Certaines valeurs jouent également un rôle, comme par exemple le rapport à l’autorité : dans certaines familles, même si les parents sont incapables d’aider leurs enfants sur le plan scolaire, ils peuvent cependant leur apprendre à obéir, à respecter ce que dit le professeur, etc. En outre, les formes de l’autorité familiale exercent également une influence, le respect de l’autorité à la maison permettant l’intériorisation des normes de comportement.

Enfin, certaines familles se distinguent par des investissements pédagogiques différents, c’est-à-dire par des formes différentes d’implication par rapport à la scolarité.

3. Conclusion

En conclusion nos résultats montrent que les mécanismes de traitement des mots écrits des élèves issus de l’immigration de 2ème et 3ème génération ne sont pas moins efficaces que ceux de leurs pairs autochtones scolarisés dans les mêmes classes. Toutefois, les écoles accueillant majoritairement des élèves issus de l’immigration accusent un an de retard en lecture et en écriture et plus d’un an de retard en syntaxe et en vocabulaire. Or, les performances en langue orale constituent un facteur déterminant des performances en langue écrite.

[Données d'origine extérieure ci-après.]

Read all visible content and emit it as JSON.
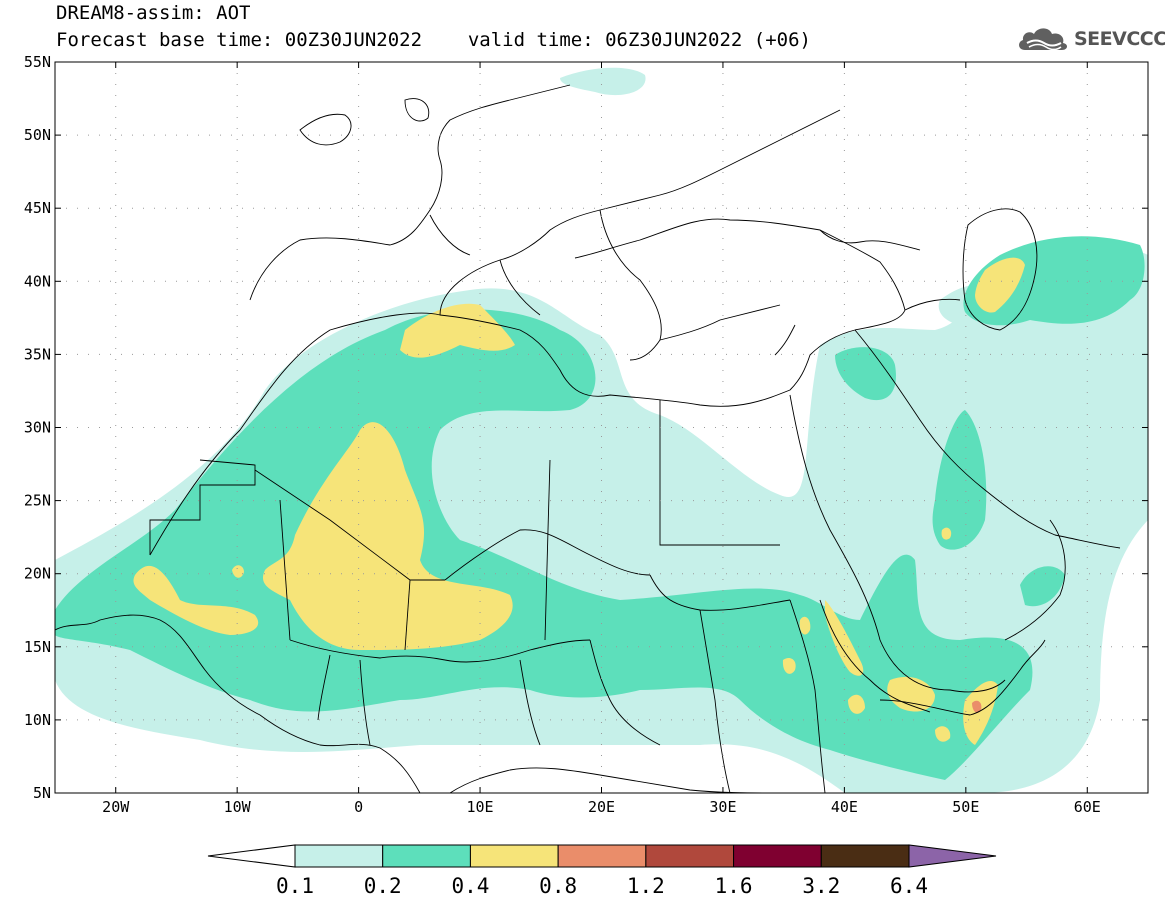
{
  "header": {
    "title": "DREAM8-assim: AOT",
    "base_time": "Forecast base time: 00Z30JUN2022",
    "valid_time": "valid time: 06Z30JUN2022 (+06)"
  },
  "logo": {
    "text": "SEEVCCC",
    "icon": "cloud-icon"
  },
  "map": {
    "lat_ticks": [
      "55N",
      "50N",
      "45N",
      "40N",
      "35N",
      "30N",
      "25N",
      "20N",
      "15N",
      "10N",
      "5N"
    ],
    "lon_ticks": [
      "20W",
      "10W",
      "0",
      "10E",
      "20E",
      "30E",
      "40E",
      "50E",
      "60E"
    ],
    "lat_range": [
      5,
      55
    ],
    "lon_range": [
      -25,
      65
    ],
    "gridlines": "dotted"
  },
  "colorbar": {
    "labels": [
      "0.1",
      "0.2",
      "0.4",
      "0.8",
      "1.2",
      "1.6",
      "3.2",
      "6.4"
    ],
    "colors": [
      "#c6f0e9",
      "#5ddfbb",
      "#f6e479",
      "#ea8d6a",
      "#b0483c",
      "#7f0030",
      "#4a2d14"
    ],
    "under_color": "#ffffff",
    "over_color": "#8c64a8"
  }
}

Pour remédier à ces difficultés, il est envisageable de travailler le vocabulaire, la syntaxe et la phonologie de manière à rapprocher ces compétences orales de celles de la langue écrite. La conscience phonologique (métaphonologie) est un élément essentiel de ce travail. Les résultats de nos programmes d’entraînement phonologique chez les apprentis lecteurs ont permis de montrer qu’une intervention de ce type permet de pallier aux problèmes de décodage. Sur le plan linguistique ceci est susceptible à long terme de casser le cercle vicieux : incompréhension du code alphabétique - lecture déficiente – absence de bénéfices de la lecture.